ShinyHunters Shear Rockstar Games: When The Sky Pasture Bites Back

ShinyHunters Shear Rockstar Games: When The Sky Pasture Bites Back

I want you to understand something. I have been warning about third-party analytics vendors since before most of your current security staff were in primary school. And yet, here we are.

Rockstar Games, the studio responsible for convincing millions of people to steal virtual cars, has had its actual data stolen. The ShinyHunters extortion gang has leaked analytics data lifted not from Rockstar directly, but from Anodot, a third-party analytics provider. The flock trusted a stranger with the grain, the stranger left the barn door open, and the wolves walked right in.

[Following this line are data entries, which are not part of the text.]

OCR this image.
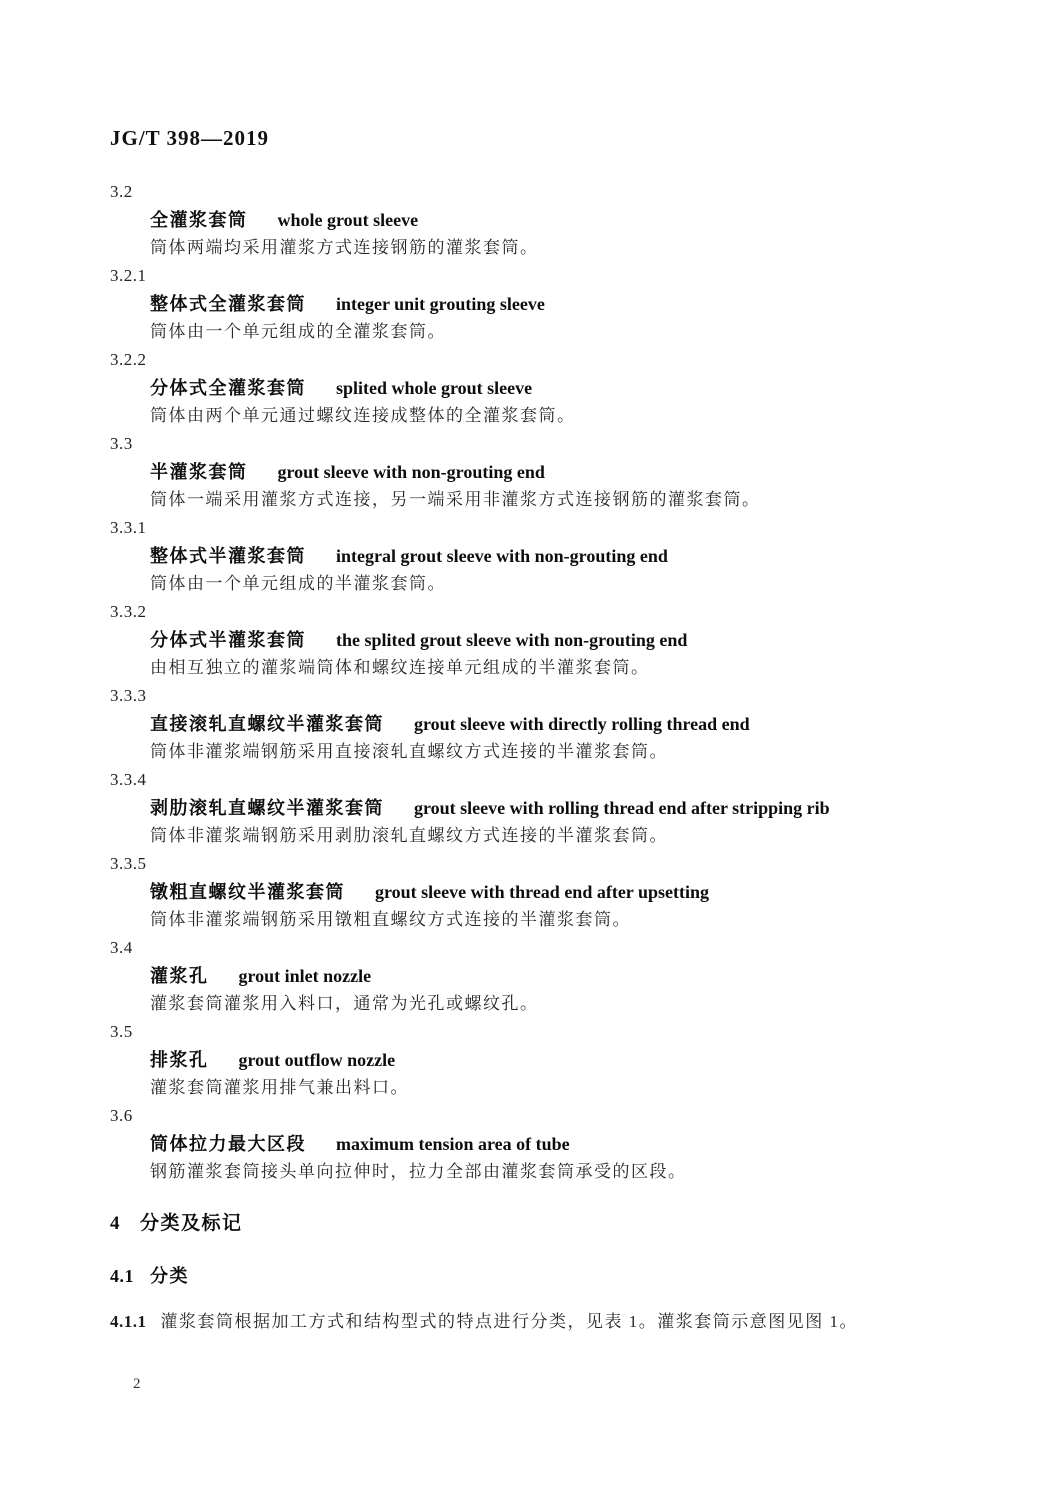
JG/T 398—2019
3.2
全灌浆套筒 whole grout sleeve
筒体两端均采用灌浆方式连接钢筋的灌浆套筒。
3.2.1
整体式全灌浆套筒 integer unit grouting sleeve
筒体由一个单元组成的全灌浆套筒。
3.2.2
分体式全灌浆套筒 splited whole grout sleeve
筒体由两个单元通过螺纹连接成整体的全灌浆套筒。
3.3
半灌浆套筒 grout sleeve with non-grouting end
筒体一端采用灌浆方式连接，另一端采用非灌浆方式连接钢筋的灌浆套筒。
3.3.1
整体式半灌浆套筒 integral grout sleeve with non-grouting end
筒体由一个单元组成的半灌浆套筒。
3.3.2
分体式半灌浆套筒 the splited grout sleeve with non-grouting end
由相互独立的灌浆端筒体和螺纹连接单元组成的半灌浆套筒。
3.3.3
直接滚轧直螺纹半灌浆套筒 grout sleeve with directly rolling thread end
筒体非灌浆端钢筋采用直接滚轧直螺纹方式连接的半灌浆套筒。
3.3.4
剥肋滚轧直螺纹半灌浆套筒 grout sleeve with rolling thread end after stripping rib
筒体非灌浆端钢筋采用剥肋滚轧直螺纹方式连接的半灌浆套筒。
3.3.5
镦粗直螺纹半灌浆套筒 grout sleeve with thread end after upsetting
筒体非灌浆端钢筋采用镦粗直螺纹方式连接的半灌浆套筒。
3.4
灌浆孔 grout inlet nozzle
灌浆套筒灌浆用入料口，通常为光孔或螺纹孔。
3.5
排浆孔 grout outflow nozzle
灌浆套筒灌浆用排气兼出料口。
3.6
筒体拉力最大区段 maximum tension area of tube
钢筋灌浆套筒接头单向拉伸时，拉力全部由灌浆套筒承受的区段。
4 分类及标记
4.1 分类
4.1.1 灌浆套筒根据加工方式和结构型式的特点进行分类，见表 1。灌浆套筒示意图见图 1。
2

This is a supply chain exposure. The wolves did not need to breach Rockstar's fence at all. They found a softer target in the supply chain, extracted what they wanted, and are now airing it publicly after the ransom presumably went nowhere. Classic extortion playbook. We studied this in 1994. Nothing has changed except the gang names and the dramatically lower attention spans of the shepherds.

Now, ShinyHunters is not new. This particular pack of wolves has a long and distinguished career of luring credentials and parasites into major platforms. They are professionals. I will give them that grudging respect. Your analytics vendor, apparently, is not.

The Sky Pasture, everyone. The magnificent, convenient, absolutely terrifying Sky Pasture. You handed sensitive telemetry to a cloud analytics firm and then, I can only assume, went back to your ergonomic chairs and your cold brew coffee and thought nothing more of it.

In the old days, your analytics lived on a magnetic tape in a locked room. You knew exactly where it was. You could physically sit on it if necessary. Nobody was leaking that tape to a criminal forum at 2 AM.

But sure. The cloud is "scalable."

Remediation

Listen carefully, because I will not repeat myself at this volume.

First. Audit every third-party vendor touching your data. Every single one. If you cannot name them without checking a spreadsheet, you have already failed.

Second. Apply the ointment. Patch your vendor contracts to include mandatory security standards and breach notification windows. A handshake and a pricing tier is not due diligence.

Third. Segment your data. Not every analytics partner needs access to everything. Give them a sheep tunnel with limited visibility, not a guided tour of the entire pasture.

Fourth. Assume the wolves are already inside any vendor you have not audited in eighteen months. Act accordingly.

The flock does not get to be surprised by this. The shepherds were warned. Repeatedly. By people like me.

Stay paranoid, the pasture is not safe.